Monday, December 10, 2012

Can You Bake a Pie?

My 3-year-old son loves to help (or, more accurately, "help") in the kitchen, so it's nothing unusual for him to ask me if we can make cornbread, or pancakes, or lemonade. We make those things together on a regular basis. But today he made a different request: he asked me to make pumpkin pie with him.

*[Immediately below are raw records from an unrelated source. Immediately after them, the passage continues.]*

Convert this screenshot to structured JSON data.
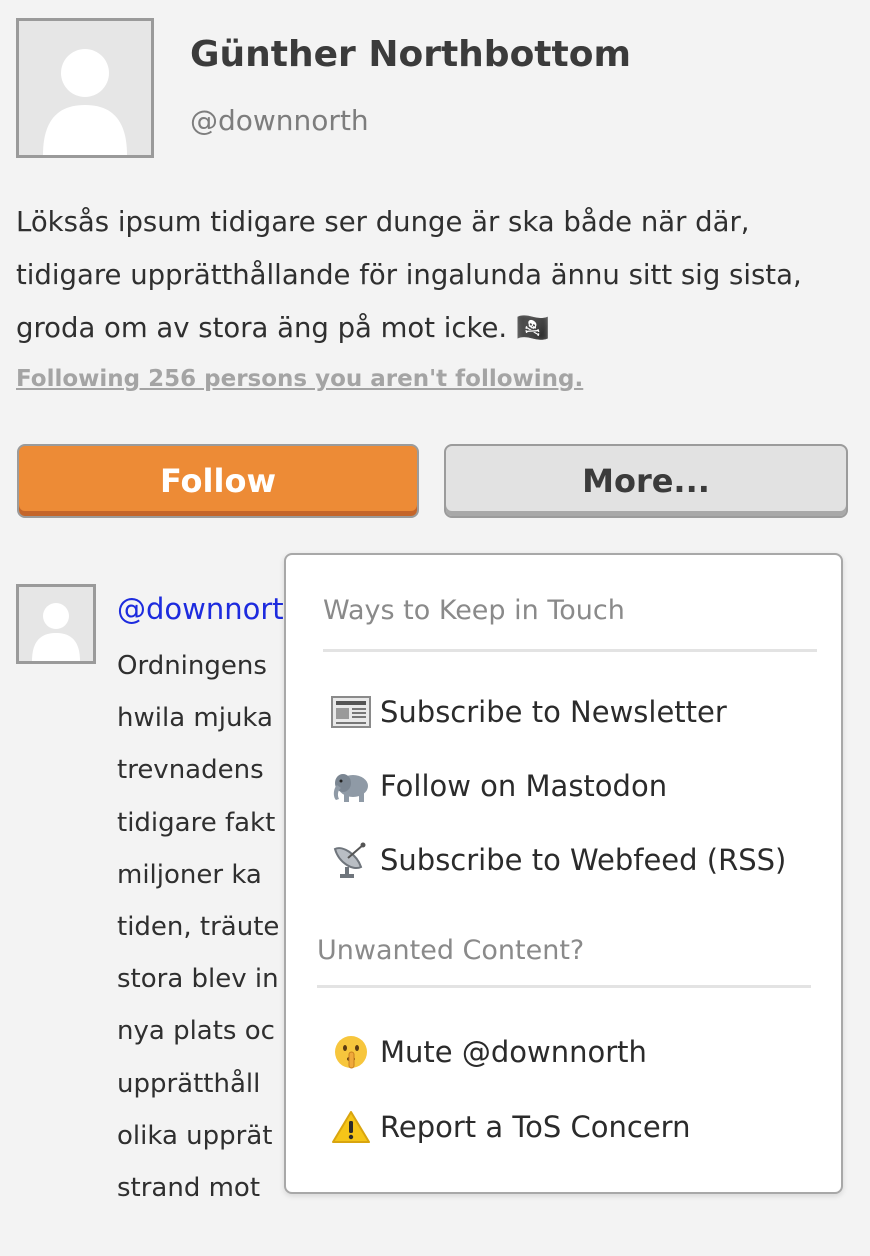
{
  "profile": {
    "name": "Günther Northbottom",
    "handle": "@downnorth",
    "bio": "Löksås ipsum tidigare ser dunge är ska både när där, tidigare upprätthållande för ingalunda ännu sitt sig sista, groda om av stora äng på mot icke. 🏴‍☠️",
    "following_link": "Following 256 persons you aren't following."
  },
  "actions": {
    "follow_label": "Follow",
    "more_label": "More..."
  },
  "post": {
    "handle": "@downnorth",
    "lines": [
      "Ordningens",
      "hwila mjuka",
      "trevnadens",
      "tidigare fakt",
      "miljoner ka",
      "tiden, träute",
      "stora blev in",
      "nya plats oc",
      "upprätthåll",
      "olika upprät",
      "strand mot"
    ]
  },
  "dropdown": {
    "section1_title": "Ways to Keep in Touch",
    "items1": [
      {
        "label": "Subscribe to Newsletter",
        "icon": "newspaper-icon"
      },
      {
        "label": "Follow on Mastodon",
        "icon": "elephant-icon"
      },
      {
        "label": "Subscribe to Webfeed (RSS)",
        "icon": "satellite-dish-icon"
      }
    ],
    "section2_title": "Unwanted Content?",
    "items2": [
      {
        "label": "Mute @downnorth",
        "icon": "shushing-face-icon"
      },
      {
        "label": "Report a ToS Concern",
        "icon": "warning-icon"
      }
    ]
  },
  "colors": {
    "follow_button": "#ed8b36",
    "link_blue": "#1d2bde",
    "background": "#f3f3f3"
  }
}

We did have pumpkin pie for Thanksgiving, and he did like it. A lot. I haven't mentioned it since, though, so I have no idea what made him suddenly decide that he was hungry for pumpkin pie. (Actually, the word he used was "starving." Yes, he informed me, "Mama, I am STARVING! I am STARVING for pumpkin pie!") But in the realm of snacks and treats, he could do much worse than pumpkin pie, so I said sure.

And after I thought about it, I realized that pumpkin pie is one of the first things I remember making with MY mom. My special task in the process was cutting the shortening into the flour for the pie crust. I remember it being a somewhat challenging task for me, as coordinating two large butter knives with my small hands was not easy. But Mom was patient and let me take as long as I liked to get it done. (I didn't realize at the time that the longer I took to do that task, the longer I was out of her hair for the more complicated - and messy - parts of the process. Smart cookie, my mom.)

I also remember being allowed to make the scraps of pie crust into a cinnamon roll. I was proudest of that because Mom let me do it all by myself. I squished the scraps together and rolled them out, dotted the crust with butter, sprinkled it liberally with cinnamon and sugar, rolled it up and pinched the ends together, then laid it on a cookie sheet and tucked it into the oven alongside the pie. I probably peeked through the window in the oven door every 15 seconds until Mom finally pronounced it done and set it on the table to cool. And then it seemed like hours before she said it was cool enough to eat. But when it finally was cooled, there was nothing that had ever tasted to wonderful to me than my own culinary creation.

So I'm looking forward to giving my son that same sense of pride this afternoon when we make our pie. It may not taste perfect, but it will taste even better than perfection. It will taste like independence.